Front of St Stithians

So Kennall Vale has flipped from industrial to agrarian to blessed remoteness.  It hasn’t moved, but the world has moved away from it and given us a glimpse of what can happen when people stop cutting and re-working a landscape: the trees and wildlife come back, the water clears up, and people like us come out just for the sheer novelty of it. The nearby town of Stithians is thick with holiday cottages, old and new, and their old foundry is the site of at least half a dozen cottages constructed out of the old building complex.  Nonetheless, the village itself is only about 2000 people.  It has a town hall/community center, an old Catholic Church whose graveyard has 200 year old slate stones, a combination ‘shop’ and post office, and a bar that serves food most, but not all, days of the week.  Ponsanooth, at the other end of the Kennall, is similarly endowed with the bare essentials.  The tourist who comes to this part of the world needs to be willing to do a little preparation of food, not expect to get the latest television shows, and not be relying on a wireless signal for her phone.  Or hot and cold water from the same tap.

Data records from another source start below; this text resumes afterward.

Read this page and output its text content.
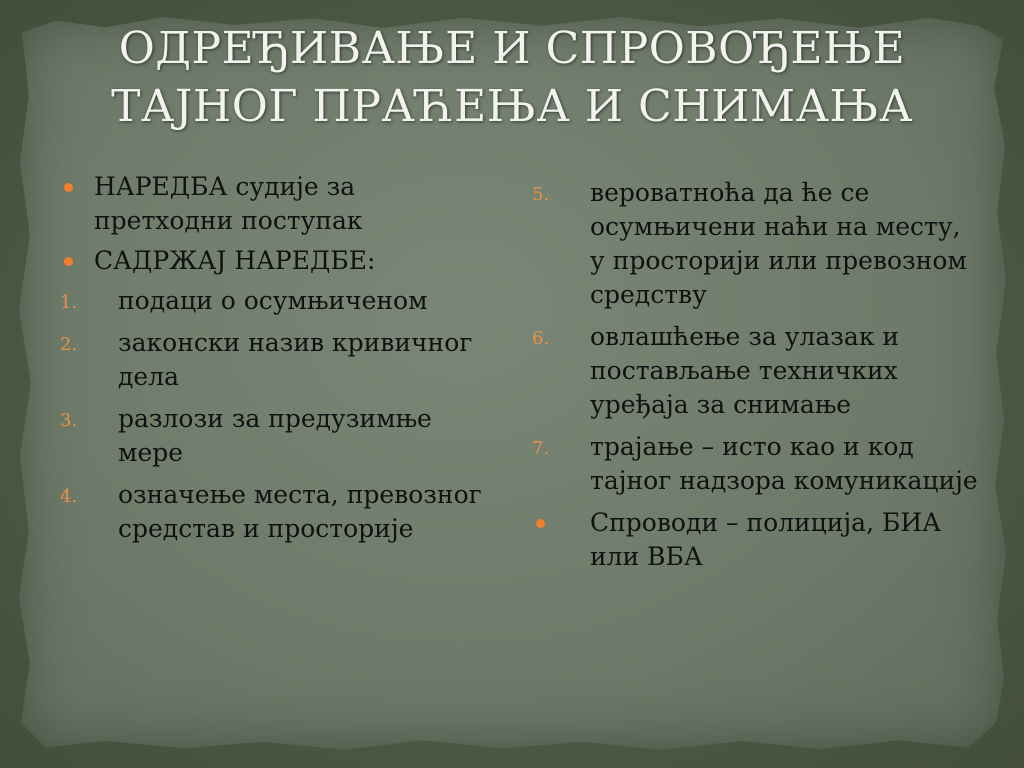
ОДРЕЂИВАЊЕ И СПРОВОЂЕЊЕ
ТАЈНОГ ПРАЋЕЊА И СНИМАЊА
НАРЕДБА судије за претходни поступак
САДРЖАЈ НАРЕДБЕ:
1. подаци о осумњиченом
2. законски назив кривичног дела
3. разлози за предузимње мере
4. означење места, превозног средстав и просторије
5. вероватноћа да ће се осумњичени наћи на месту, у просторији или превозном средству
6. овлашћење за улазак и постављање техничких уређаја за снимање
7. трајање – исто као и код тајног надзора комуникације
Спроводи – полиција, БИА или ВБА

The countryside is crisscrossed with hiking and bridle paths, which are haphazardly marked and shared by cars in some places, and livestock in others, but still they can be useful shortcuts for the knowledgeable hiker. For the rest of us they mainly represent a good wandering around, and the happy discovery of a standing stone in a cowfield. On certain hilltops the GPS in the smartphone can be consulted, long enough to confirm that one has been going in the opposite direction he thought.  This does not help build matrimonial harmony, especially if the point of the walk was to GET SOMEWHERE IN PARTICULAR with one’s lifetime partner.  This is especially true when the ‘correct’ desired path to somewhere turns out to have also been desired by many hundreds of cattle, thus making it a wide, muddy meander.  Now we understand why there is a mill race of gurgling water going past our front door.  It is to clean muddy shoes in.   But as they say, a muddy day on vacation is better than a clean day at work.  Or something like that.


Finding Unmarked Standing Stones


The Standard Fence Crossing Arrangement
Dinner!
Did We Mention Part of the Fee is Labor??


These same general rules apply to driving.  Once we have successfully located the local version of high dining (which isn’t bad, to be fair), we manage to get lost retracing our route home.  We actually manage to drive in the opposite direction until we both agree that we haven’t seen anything like a familiar landmark, and anyhow, why do the signs pointing to Stithians keeping saying it is further and further away?  We were supposed to only be a mile or so beyond it to start with.  In our defense, the narrow lane has 5 foot high rock walls covered with viney, gorsey growth that allows few landmarks to be seen. Then there is the matter of the rabbit we passed, twice. That was a clue.  He sat at the edge of the road and twitched his whiskers at us.  Silly tourists. 

The nice thing about a car is that although you can make large mistakes, you can also make large corrections.  And you don’t have to walk through mud to do it.  But you do have to watch out for all the other hikers wandering up and down the roads.  We’d offer them a lift, but then we’d both have to pretend we knew where we were.  We’re in the middle of Medieval Industrial Cornwall. Beyond that, we haven’t a clue. Or, wait, we could Google it back at our cottage. Maybe.  If the wireless signal is strong enough at the window.